客観的
夕暮れ時、沈みかけた太陽の光が木々の隙間から差し込み、森全体を柔らかな金色に染めていた。葉の影が地面に揺れ、ゆるやかな風が土と木の温かな香りを運んでくる。
小さな丘の上で、ショーンは静かに立っていた。
人の姿で。
背筋は伸びているが、その表情は真剣で、どこか虚ろだった。彼の視線は、森と人間の村を隔てる木々の向こうへ向けられている。そこから、かすかに音が届いていた。木剣がぶつかる音、指示を飛ばす声、規則正しい足音。
王国の兵士たちが訓練をしているのだ。
ショーンは瞬きもせず、その光景を見つめていた。動きは荒削りで、決して洗練されてはいない。それでも、そこには確かな力と意志があった。彼らの身体は自由に動き、走り、跳び、攻撃する。どこにも縛られていない。
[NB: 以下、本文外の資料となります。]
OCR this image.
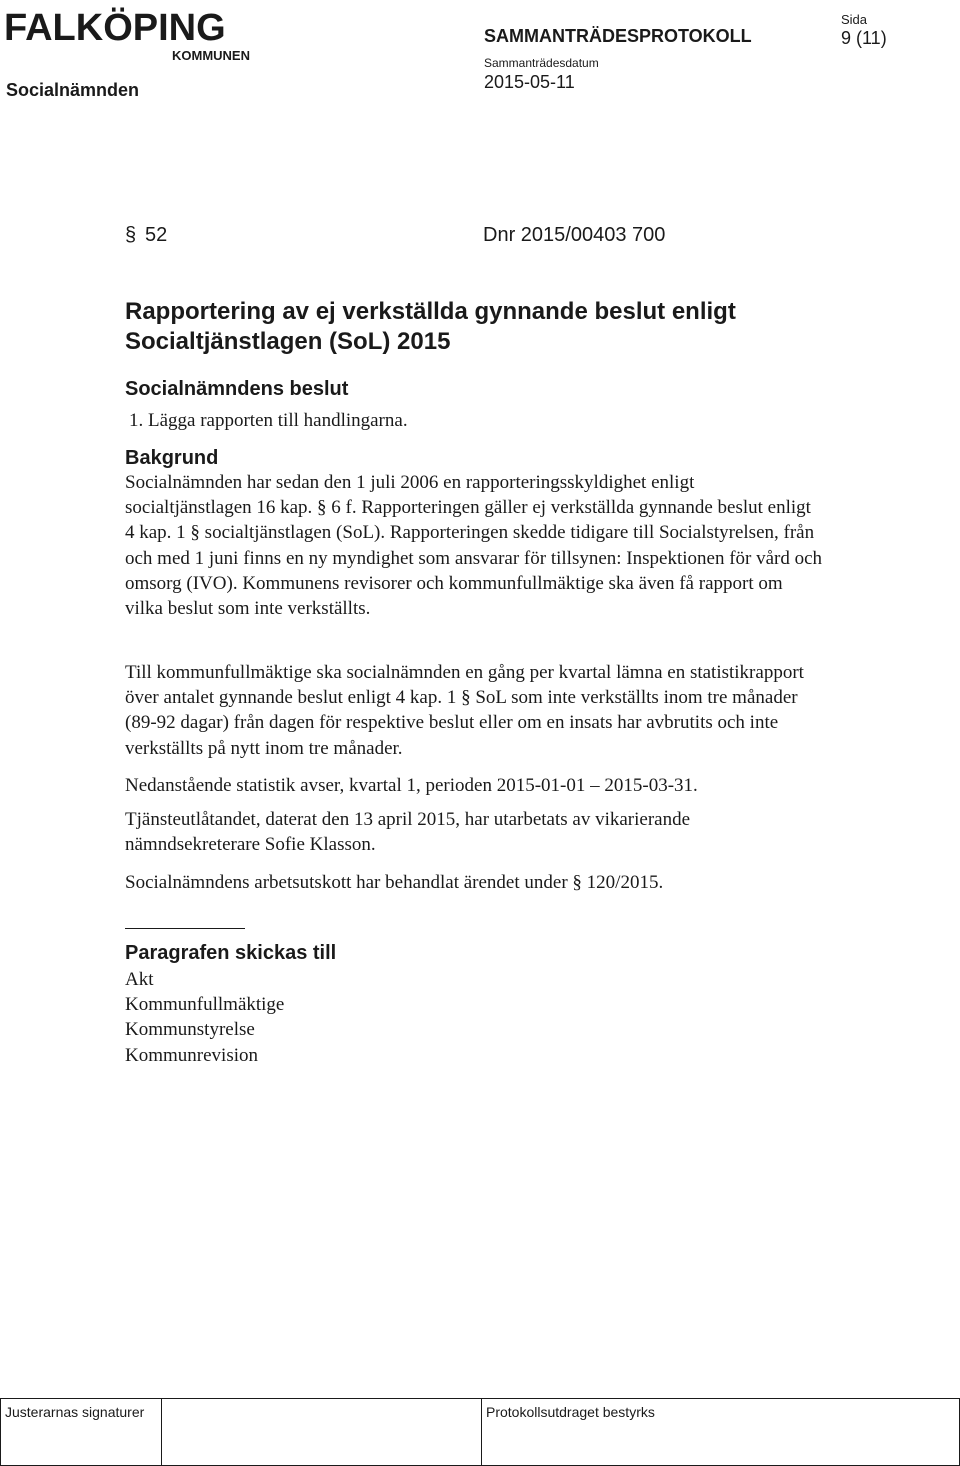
FALKÖPING
KOMMUNEN
SAMMANTRÄDESPROTOKOLL
Sida
9 (11)
Socialnämnden
Sammanträdesdatum
2015-05-11
§ 52	Dnr 2015/00403 700
Rapportering av ej verkställda gynnande beslut enligt Socialtjänstlagen (SoL) 2015
Socialnämndens beslut

1. Lägga rapporten till handlingarna.

Bakgrund

Socialnämnden har sedan den 1 juli 2006 en rapporteringsskyldighet enligt socialtjänstlagen 16 kap. § 6 f. Rapporteringen gäller ej verkställda gynnande beslut enligt 4 kap. 1 § socialtjänstlagen (SoL). Rapporteringen skedde tidigare till Socialstyrelsen, från och med 1 juni finns en ny myndighet som ansvarar för tillsynen: Inspektionen för vård och omsorg (IVO). Kommunens revisorer och kommunfullmäktige ska även få rapport om vilka beslut som inte verkställts.

Till kommunfullmäktige ska socialnämnden en gång per kvartal lämna en statistikrapport över antalet gynnande beslut enligt 4 kap. 1 § SoL som inte verkställts inom tre månader (89-92 dagar) från dagen för respektive beslut eller om en insats har avbrutits och inte verkställts på nytt inom tre månader.

Nedanstående statistik avser, kvartal 1, perioden 2015-01-01 – 2015-03-31.

Tjänsteutlåtandet, daterat den 13 april 2015, har utarbetats av vikarierande nämndsekreterare Sofie Klasson.

Socialnämndens arbetsutskott har behandlat ärendet under § 120/2015.

Paragrafen skickas till
Akt
Kommunfullmäktige
Kommunstyrelse
Kommunrevision
Justerarnas signaturer	Protokollsutdraget bestyrks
ショーンにとって、それはまるで別の世界の住人を見ているようだった。
――あんなふうに、遠くまで動ける身体とは、どんな感覚なのだろう。
――自分の力で、強くなるとは……どんな気持ちなのだろう。
そのとき、背後に人の気配があることに、彼は気づいていなかった。
「あ、あの……来たよ」
遠慮がちで、少し緊張した声。
「わっ――!」
ショーンは驚いて飛びのいた。反射的に一歩下がったが、足元の石に滑り、体勢を崩す。横に倒れ、手を地面に強くついた。
鋭い痛みが走る。
「ショーン!」
ハルタが駆け寄り、彼のそばに膝をついた。手のひらから滲む血を見て、顔色が一気に変わる。
「だ、大丈夫!?」
「だ、大丈夫だよ!」
ショーンは慌てて答えたが、声は明らかに落ち着いていなかった。
だが、ハルタが触れようとした、その瞬間。
ショーンの身体が、ふっと薄れていった。
霧が風に溶けるように、人の姿が消える。
「……え?」
ハルタは固まった。
次の瞬間、ショーンは自分の樹のそばに現れた。人の姿は完全で、傷ひとつない。さきほど血を流していた手も、何事もなかったかのように元通りだった。
ハルタは目を見開いたまま、彼を見つめる。
「……今の、なに?」
ショーンは自分の手を見てから、気まずそうに小さく笑った。
「人の姿は……消したり、出したりできるんだ。怪我してても、作り直せば……消える」
「それを普通みたいに言わないで」
ハルタは大きく息を吐いた。
「全然、普通じゃないから」
ショーンは頬をかく。
「治癒魔法も使えるし……本当に、大したことじゃないんだ」
「君にとってはね」
ハルタはじっと睨んだ。
「でも、こっちは心臓止まるかと思った」
「……ごめん」
ハルタは小さく鼻を鳴らし、立ち上がると持ってきた籠を手に取った。
「はいはい。もういいから。ほら」
籠を開ける。
「今日も、食べ物持ってきた」
ショーンの目が、分かりやすすぎるほど輝いた。
「また?」
「うん。今日は違うよ」
二人はショーンの本体である樹の、大きな根元に腰を下ろした。根は硬くなく、ほんのりと温かい。まるで脈打つ命が伝わってくるようだった。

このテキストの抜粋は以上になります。